Barrenness causes incredible distress to women, but it lacks the stigma of male impotence. Men in this situation are often embarrassed to seek conventional medical assistance since they believe their condition somehow detracts from their "manhood." According to traditional beliefs, the mugwort herb can help them. Some also think it is useful dealing with some female reproductive problems, but supporting evidence is anecdotal as opposed to scientific in both of these cases, so it seems unwise to put all your hopes on it.
By improving blood circulation mugwort also positively affects scallop and hair condition. The better the blood circulation, the more nutrients reach this part of the body. This strengthens hair follicles and could prevent or at least delay the onset of male pattern baldness. The presence of a good amount of vitamin E in this herb enhances the appearance of the hair with a glossy look, and it helps to keep the scalp well moisturized with much less dandruff.
Mugwort's benefits to the skin, in general, include the removal of unsightly pimples and other blemishes. These skin problems stem from the presence of impurities in the bloodstream according to natural health theories. They believe that mugwort has blood-cleansing properties and once it removes the impurities, the acne should vanish. Even if this idea seems a little far-fetched to accept, the proven fact that mugwort is rich in vitamin E is strong evidence that it should be good for skin health.

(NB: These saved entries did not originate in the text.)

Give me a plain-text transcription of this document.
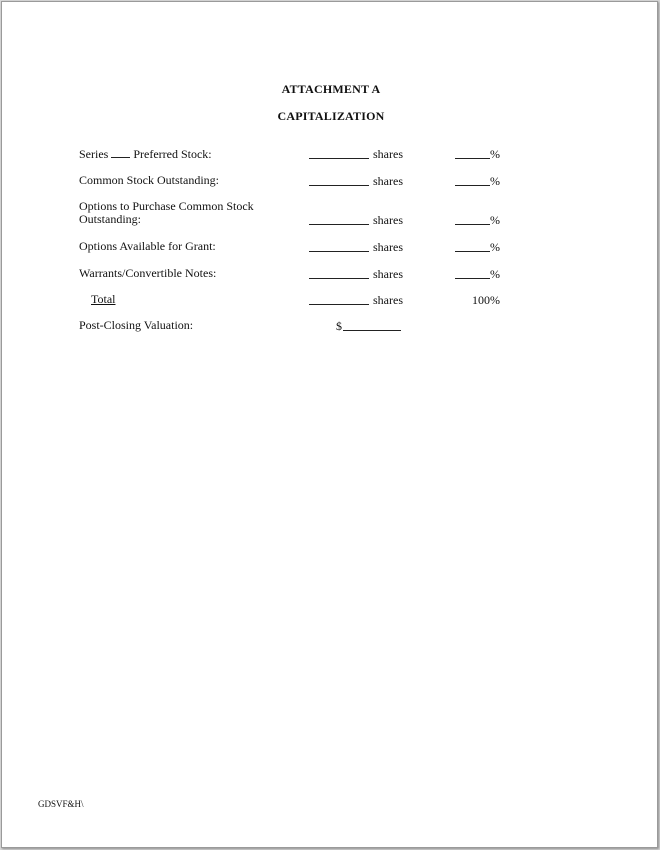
ATTACHMENT A
CAPITALIZATION
Series Preferred Stock:	shares	%
Common Stock Outstanding:	shares	%
Options to Purchase Common Stock
Outstanding:	shares	%
Options Available for Grant:	shares	%
Warrants/Convertible Notes:	shares	%
Total	shares	100%
Post-Closing Valuation:	$
GDSVF&H\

The health advantages of breastfeeding encourage more mothers to choose this option instead of feeding their babies formula. Although this is obviously a natural method, some mothers find it hard to produce sufficient milk to satisfy their babies. Women in China once applied oil to the mothers of young babies since they believed it would enhance their milk production. The practice lacks scientific support, but its continued use in traditional Chinese medicine suggests it produced results. It is nevertheless advisable that pregnant women avoid using mugwort.

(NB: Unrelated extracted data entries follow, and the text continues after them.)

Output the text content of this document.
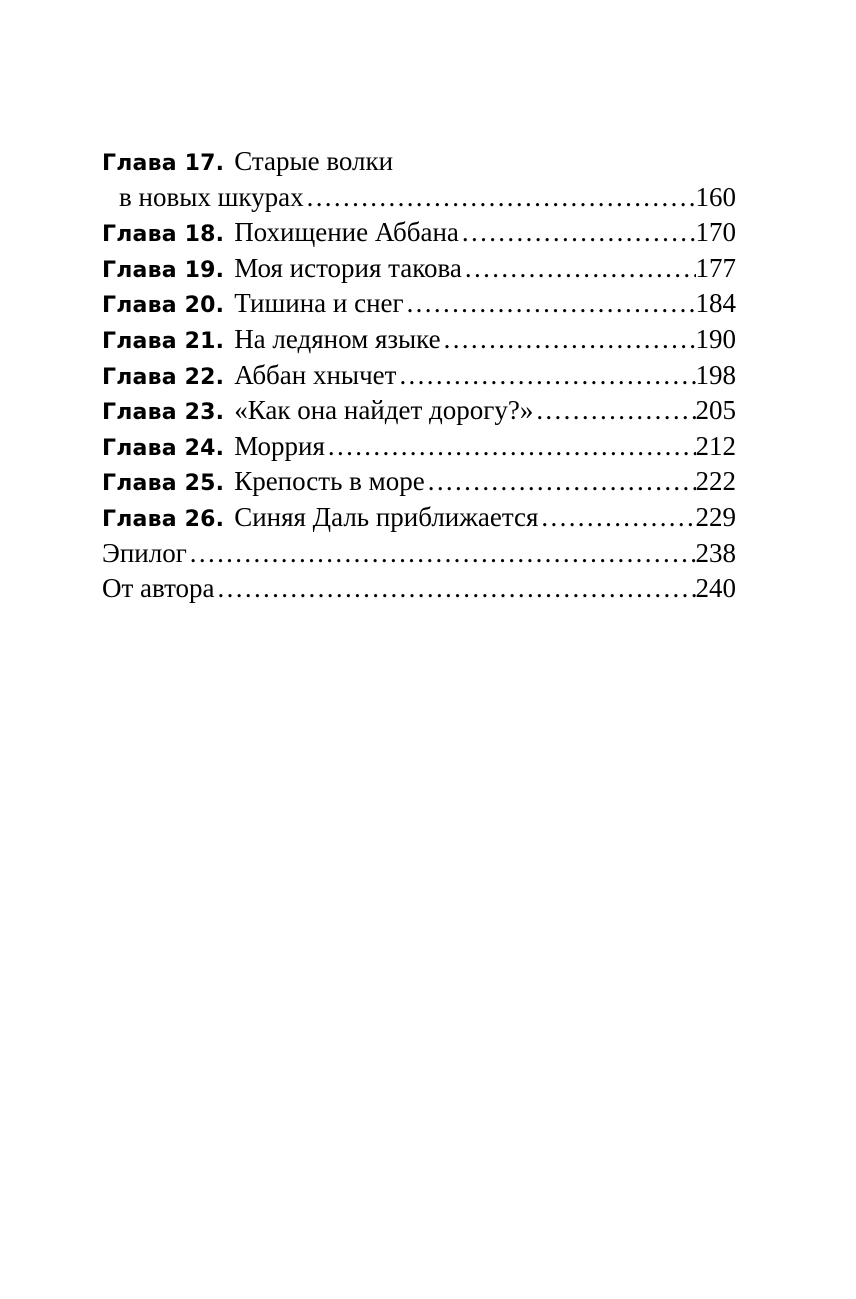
Глава 17. Старые волки
в новых шкурах . . .	160
Глава 18. Похищение Аббана . . .	170
Глава 19. Моя история такова . . .	177
Глава 20. Тишина и снег . . .	184
Глава 21. На ледяном языке . . .	190
Глава 22. Аббан хнычет . . .	198
Глава 23. «Как она найдет дорогу?» . . .	205
Глава 24. Моррия . . .	212
Глава 25. Крепость в море . . .	222
Глава 26. Синяя Даль приближается . . .	229
Эпилог . . .	238
От автора . . .	240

The increasing rates of obesity, and especially child obesity, in the USA and Northern Europe, generate serious medical concerns. The higher risk of illness that obesity brings is beyond dispute. There is also no argument that changes to more healthy diets and regular exercise are at the root of every effective treatment program. Nevertheless, there remains a lively interest in alternative natural therapies. Where excessive weight is attributable to irregular hormone secretions, essential mugwort oil might help by regularizing these bodily changes.
The capabilities of mugwort to regulate hormone secretions could bring some emotional benefits. Natural treatment experts claim that it can reduce the stress of people with certain nervous conditions and enhance their energy levels. Whoever is taking anti-depressants or other medications of a comparable nature, must first consult with their prescribing doctor before starting to use mugwort.